A LGPD é o método encontrado para determinação de conformidade no Brasil para captação, armazenamento e compartilhamento de dados pessoais, prevendo procedimentos que as empresas precisarão adotar para impedir que informações individuais sejam livremente trabalhadas, sem o conhecimento do próprio indivíduo, desde o mapeamento até o gerenciamento de crises.
O cumprimento da legislação de proteção de dados e, principalmente, a realização de procedimentos para coleta e tratamento dos dados individuais, será fiscalizada pela recém criada Agência Nacional de Proteção de Dados – ANPD, que poderá exigir a exibição de Relatórios de Impacto à Proteção de Dados Pessoais, onde será demonstrados os registros das operações de tratamento das informações recebidas e que realizarem, que deverá ser responsabilidade do controlador ou operador desses dados.
Para fiel cumprimento do que estabelece este novel legislativo, as empresas precisarão se adequar às normas de compliance digital e segurança de dados estabelecidos na própria norma, dentre as quais é importante citar a nomeação do Data Protection Officer – DPO, responsável pelo desenvolvimento e/ou continuidade do programa de proteção de dados da empresa, bem como interface com a ANPD (a quem a legislação estabelece responsabilidade direta pelo descumprimento e vazamento de dados). Além disso, será necessário mapear o fluxo de dados recebidos/armazenado, fazer avaliação dos riscos inerentes e criar um plano de adequação, com a criação de medidas e políticas de segurança da informação, constituição de padrão de normas e procedimentos internos, tanto para recebimento dos dados como para enfrentamento de crises decorrentes de falha no sistema de segurança. É importante o comprometimento da alta direção e do estabelecimento de mentalidade voltada ao cumprimento das normas elaboradas internamente para toda a equipe de colaboradores, com realização de cursos e treinamento constante.
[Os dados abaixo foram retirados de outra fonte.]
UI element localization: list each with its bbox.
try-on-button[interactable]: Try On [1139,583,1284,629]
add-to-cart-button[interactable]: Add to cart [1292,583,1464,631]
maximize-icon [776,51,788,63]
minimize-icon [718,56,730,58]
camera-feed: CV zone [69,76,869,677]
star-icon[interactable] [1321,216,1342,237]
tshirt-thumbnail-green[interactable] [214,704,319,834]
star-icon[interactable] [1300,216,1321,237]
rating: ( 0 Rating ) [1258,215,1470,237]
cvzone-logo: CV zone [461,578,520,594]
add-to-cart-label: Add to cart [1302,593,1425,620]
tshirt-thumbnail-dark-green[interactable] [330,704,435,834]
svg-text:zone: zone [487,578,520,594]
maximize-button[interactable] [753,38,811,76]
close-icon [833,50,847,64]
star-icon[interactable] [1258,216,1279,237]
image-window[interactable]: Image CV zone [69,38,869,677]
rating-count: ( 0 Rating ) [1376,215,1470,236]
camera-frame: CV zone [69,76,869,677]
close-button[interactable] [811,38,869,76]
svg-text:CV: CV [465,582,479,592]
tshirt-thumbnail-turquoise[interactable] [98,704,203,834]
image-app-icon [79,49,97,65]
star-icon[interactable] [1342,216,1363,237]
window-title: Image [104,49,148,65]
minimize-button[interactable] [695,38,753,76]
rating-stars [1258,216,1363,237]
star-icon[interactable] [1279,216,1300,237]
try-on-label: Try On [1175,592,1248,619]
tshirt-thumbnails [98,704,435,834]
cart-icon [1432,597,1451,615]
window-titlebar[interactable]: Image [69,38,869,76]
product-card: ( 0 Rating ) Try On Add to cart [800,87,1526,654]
Certamente os impactos sobre as empresas serão notórios. Não será permitido (somente com o consenso expresso do titular dos dados) o compartilhamento ou troca de dados com terceiros, e até mesmo nas relações de trabalho, já que o aval do titular dos dados é necessário em qualquer tipo de relação jurídica. As penalidades para não conformidade com a legislação poderão variar desde advertência com indicação de adoção de medidas corretivas, publicização da infração após devidamente apurada e confirmada, bloqueio ou eliminação dos dados pessoais, até multa simples ou diária, mínima de até 2% do faturamento do seu último exercício até a R$ 50.000.000,00 e indenização pelos danos efetivamente causados.
É dado início à revolução digital, e a legislação busca nos proteger do que está por vir. A relação humana com a tecnologia tornou-se produto, e sua comercialização está demonstrando ser muito perigosa, o que a LGPD procura inibir baseando-se nos conceitos já aplicados mundo afora, o que deverá ser motivo de atenção dos usuários de internet e consumidores, com a leitura (agora mais do que nunca) dos termos de utilização de dados. Ao empresário, a busca por profissionais qualificados para adequação é medida urgente e que não poderá ser deixada para a última hora.